Another study shows the connection between traumatic events and how thinking of those events constantly (rumination) can actually make PTSD symptoms worse.

Front-line workers are very likely to develop PTSD, as illustrated in a study from China.

More research is coming out on the specific results of life during and after a global pandemic.

PTSD and related symptoms

What are the symptoms of PTSD from a global pandemic? Here are a few:

Anxiety and depression – You’ll be hard-pressed to find anyone who did not feel anxious and/or depressed over the last year. Signs include sleeping too little or too much, changes in appetite, and finding no joy in things you used to like.

Substance use  Drug and alcohol abuse can be symptoms of PTSD and may have been your coping mechanism during the pandemic.

Avoidance – As quarantine restrictions change, people can get back to normal socialization and activities. But that doesn’t mean you want to. Avoiding situations you used to enjoy or perhaps are necessary (grocery shopping, doctor visits) can be a symptom of PTSD.

Rumination – Reliving traumatic experiences either while dreaming or recalling events while awake in ways that make it feel very real and present can retraumatize someone.

Suicidal ideation – Thinking of taking your own life is sometimes a response to PTSD. If you or a loved one is thinking of harming yourself or others, call 911 or the National Suicide Prevention Lifeline at (800) 273-8255.

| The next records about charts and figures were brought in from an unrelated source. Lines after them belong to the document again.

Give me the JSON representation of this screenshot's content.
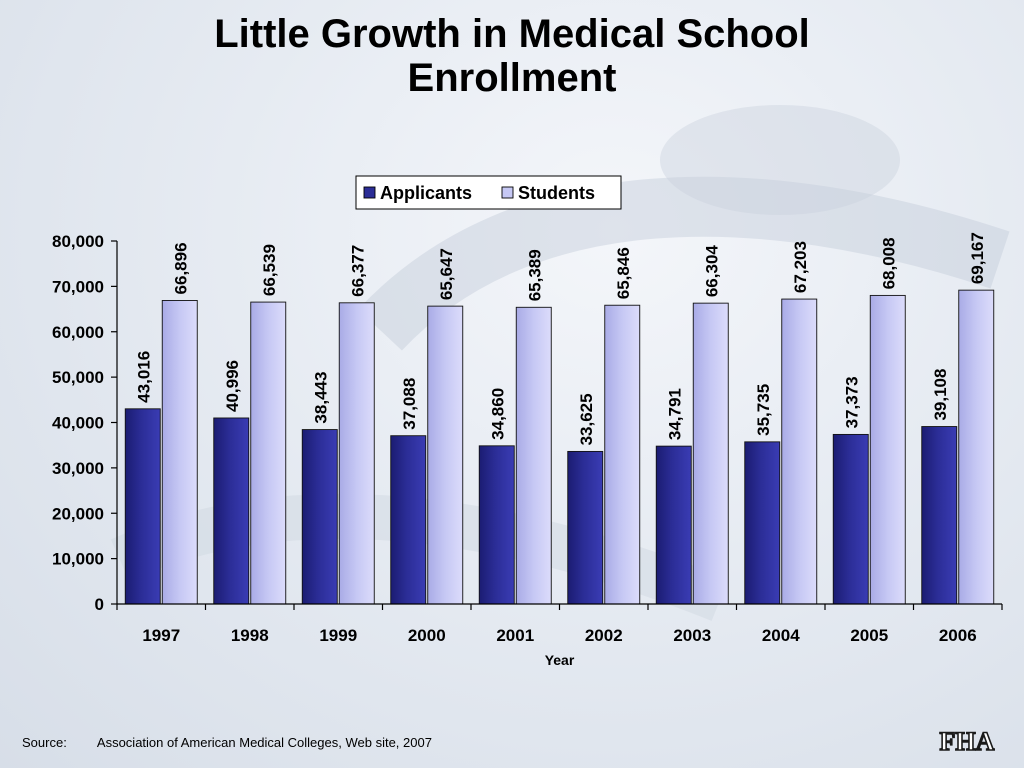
{
  "title_lines": [
    "Little Growth in Medical School",
    "Enrollment"
  ],
  "source": {
    "label": "Source:",
    "text": "Association of American Medical Colleges, Web site, 2007"
  },
  "logo": {
    "text": "FHA"
  },
  "colors": {
    "applicants": "#2b2d96",
    "students": "#c6c8f4",
    "axis": "#000000"
  },
  "chart_data": {
    "type": "bar",
    "categories": [
      "1997",
      "1998",
      "1999",
      "2000",
      "2001",
      "2002",
      "2003",
      "2004",
      "2005",
      "2006"
    ],
    "series": [
      {
        "name": "Applicants",
        "values": [
          43016,
          40996,
          38443,
          37088,
          34860,
          33625,
          34791,
          35735,
          37373,
          39108
        ],
        "labels": [
          "43,016",
          "40,996",
          "38,443",
          "37,088",
          "34,860",
          "33,625",
          "34,791",
          "35,735",
          "37,373",
          "39,108"
        ]
      },
      {
        "name": "Students",
        "values": [
          66896,
          66539,
          66377,
          65647,
          65389,
          65846,
          66304,
          67203,
          68008,
          69167
        ],
        "labels": [
          "66,896",
          "66,539",
          "66,377",
          "65,647",
          "65,389",
          "65,846",
          "66,304",
          "67,203",
          "68,008",
          "69,167"
        ]
      }
    ],
    "xlabel": "Year",
    "ylabel": "",
    "ylim": [
      0,
      80000
    ],
    "yticks": [
      0,
      10000,
      20000,
      30000,
      40000,
      50000,
      60000,
      70000,
      80000
    ],
    "ytick_labels": [
      "0",
      "10,000",
      "20,000",
      "30,000",
      "40,000",
      "50,000",
      "60,000",
      "70,000",
      "80,000"
    ],
    "legend_position": "top-center",
    "grid": false
  }
}
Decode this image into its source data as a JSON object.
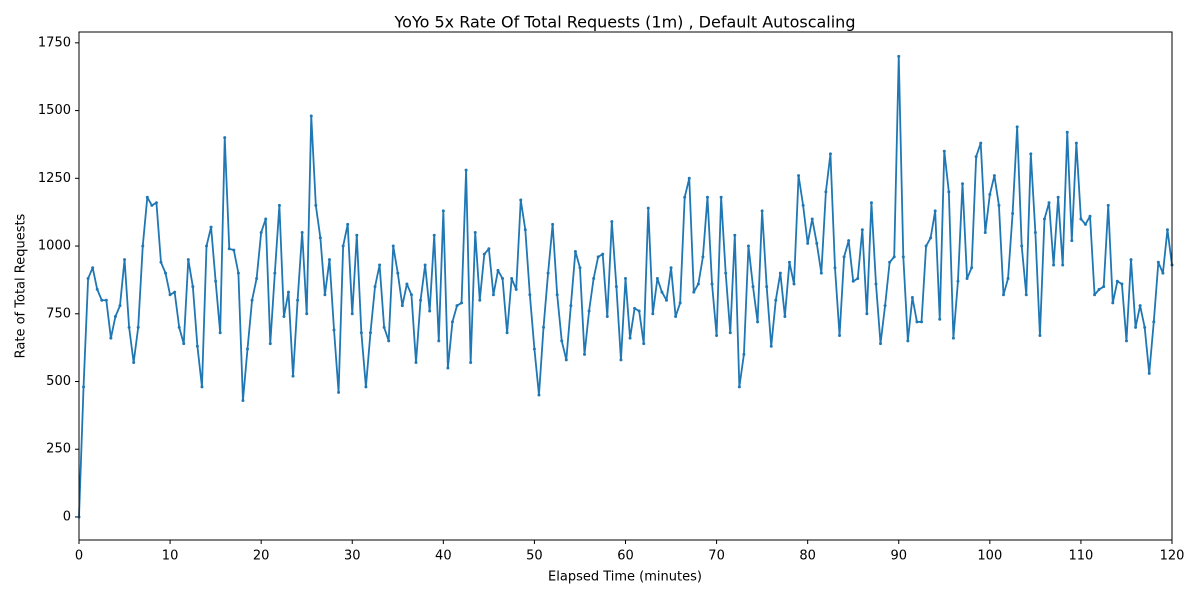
{
  "chart_data": {
    "type": "line",
    "title": "YoYo 5x Rate Of Total Requests (1m) , Default Autoscaling",
    "xlabel": "Elapsed Time (minutes)",
    "ylabel": "Rate of Total Requests",
    "x": [
      0,
      0.5,
      1,
      1.5,
      2,
      2.5,
      3,
      3.5,
      4,
      4.5,
      5,
      5.5,
      6,
      6.5,
      7,
      7.5,
      8,
      8.5,
      9,
      9.5,
      10,
      10.5,
      11,
      11.5,
      12,
      12.5,
      13,
      13.5,
      14,
      14.5,
      15,
      15.5,
      16,
      16.5,
      17,
      17.5,
      18,
      18.5,
      19,
      19.5,
      20,
      20.5,
      21,
      21.5,
      22,
      22.5,
      23,
      23.5,
      24,
      24.5,
      25,
      25.5,
      26,
      26.5,
      27,
      27.5,
      28,
      28.5,
      29,
      29.5,
      30,
      30.5,
      31,
      31.5,
      32,
      32.5,
      33,
      33.5,
      34,
      34.5,
      35,
      35.5,
      36,
      36.5,
      37,
      37.5,
      38,
      38.5,
      39,
      39.5,
      40,
      40.5,
      41,
      41.5,
      42,
      42.5,
      43,
      43.5,
      44,
      44.5,
      45,
      45.5,
      46,
      46.5,
      47,
      47.5,
      48,
      48.5,
      49,
      49.5,
      50,
      50.5,
      51,
      51.5,
      52,
      52.5,
      53,
      53.5,
      54,
      54.5,
      55,
      55.5,
      56,
      56.5,
      57,
      57.5,
      58,
      58.5,
      59,
      59.5,
      60,
      60.5,
      61,
      61.5,
      62,
      62.5,
      63,
      63.5,
      64,
      64.5,
      65,
      65.5,
      66,
      66.5,
      67,
      67.5,
      68,
      68.5,
      69,
      69.5,
      70,
      70.5,
      71,
      71.5,
      72,
      72.5,
      73,
      73.5,
      74,
      74.5,
      75,
      75.5,
      76,
      76.5,
      77,
      77.5,
      78,
      78.5,
      79,
      79.5,
      80,
      80.5,
      81,
      81.5,
      82,
      82.5,
      83,
      83.5,
      84,
      84.5,
      85,
      85.5,
      86,
      86.5,
      87,
      87.5,
      88,
      88.5,
      89,
      89.5,
      90,
      90.5,
      91,
      91.5,
      92,
      92.5,
      93,
      93.5,
      94,
      94.5,
      95,
      95.5,
      96,
      96.5,
      97,
      97.5,
      98,
      98.5,
      99,
      99.5,
      100,
      100.5,
      101,
      101.5,
      102,
      102.5,
      103,
      103.5,
      104,
      104.5,
      105,
      105.5,
      106,
      106.5,
      107,
      107.5,
      108,
      108.5,
      109,
      109.5,
      110,
      110.5,
      111,
      111.5,
      112,
      112.5,
      113,
      113.5,
      114,
      114.5,
      115,
      115.5,
      116,
      116.5,
      117,
      117.5,
      118,
      118.5,
      119,
      119.5,
      120
    ],
    "series": [
      {
        "color": "#1f77b4",
        "values": [
          0,
          480,
          880,
          920,
          840,
          800,
          800,
          660,
          740,
          780,
          950,
          700,
          570,
          700,
          1000,
          1180,
          1150,
          1160,
          940,
          900,
          820,
          830,
          700,
          640,
          950,
          850,
          630,
          480,
          1000,
          1070,
          870,
          680,
          1400,
          990,
          985,
          900,
          430,
          620,
          800,
          880,
          1050,
          1100,
          640,
          900,
          1150,
          740,
          830,
          520,
          800,
          1050,
          750,
          1480,
          1150,
          1030,
          820,
          950,
          690,
          460,
          1000,
          1080,
          750,
          1040,
          680,
          480,
          680,
          850,
          930,
          700,
          650,
          1000,
          900,
          780,
          860,
          820,
          570,
          800,
          930,
          760,
          1040,
          650,
          1130,
          550,
          720,
          780,
          790,
          1280,
          570,
          1050,
          800,
          970,
          990,
          820,
          910,
          880,
          680,
          880,
          840,
          1170,
          1060,
          820,
          620,
          450,
          700,
          900,
          1080,
          820,
          650,
          580,
          780,
          980,
          920,
          600,
          760,
          880,
          960,
          970,
          740,
          1090,
          850,
          580,
          880,
          660,
          770,
          760,
          640,
          1140,
          750,
          880,
          830,
          800,
          920,
          740,
          790,
          1180,
          1250,
          830,
          860,
          960,
          1180,
          860,
          670,
          1180,
          900,
          680,
          1040,
          480,
          600,
          1000,
          850,
          720,
          1130,
          850,
          630,
          800,
          900,
          740,
          940,
          860,
          1260,
          1150,
          1010,
          1100,
          1010,
          900,
          1200,
          1340,
          920,
          670,
          960,
          1020,
          870,
          880,
          1060,
          750,
          1160,
          860,
          640,
          780,
          940,
          960,
          1700,
          960,
          650,
          810,
          720,
          720,
          1000,
          1030,
          1130,
          730,
          1350,
          1200,
          660,
          870,
          1230,
          880,
          920,
          1330,
          1380,
          1050,
          1190,
          1260,
          1150,
          820,
          880,
          1120,
          1440,
          1000,
          820,
          1340,
          1050,
          670,
          1100,
          1160,
          930,
          1180,
          930,
          1420,
          1020,
          1380,
          1100,
          1080,
          1110,
          820,
          840,
          850,
          1150,
          790,
          870,
          860,
          650,
          950,
          700,
          780,
          700,
          530,
          720,
          940,
          900,
          1060,
          930
        ]
      }
    ],
    "xlim": [
      0,
      120
    ],
    "xticks": [
      0,
      10,
      20,
      30,
      40,
      50,
      60,
      70,
      80,
      90,
      100,
      110,
      120
    ],
    "ylim": [
      -85,
      1790
    ],
    "yticks": [
      0,
      250,
      500,
      750,
      1000,
      1250,
      1500,
      1750
    ],
    "grid": false
  }
}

What can I do about COVID-19 PTSD?

If your symptoms continue or worsen and affect your everyday activities, you may wish to seek help. There are many treatments available, from yoga and meditation to processes such as cognitive behavioral therapy (CBT) or EMDR (eye movement desensitization and reprocessing therapy).

Socialization is key. Humans are wired for interaction and can suffer without it. As you are able and comfortable, find ways to be around other people.

A good place to start the conversation about your mental health is with your primary care provider. They can offer a new perspective, give you resources and help guide you through this phase of life.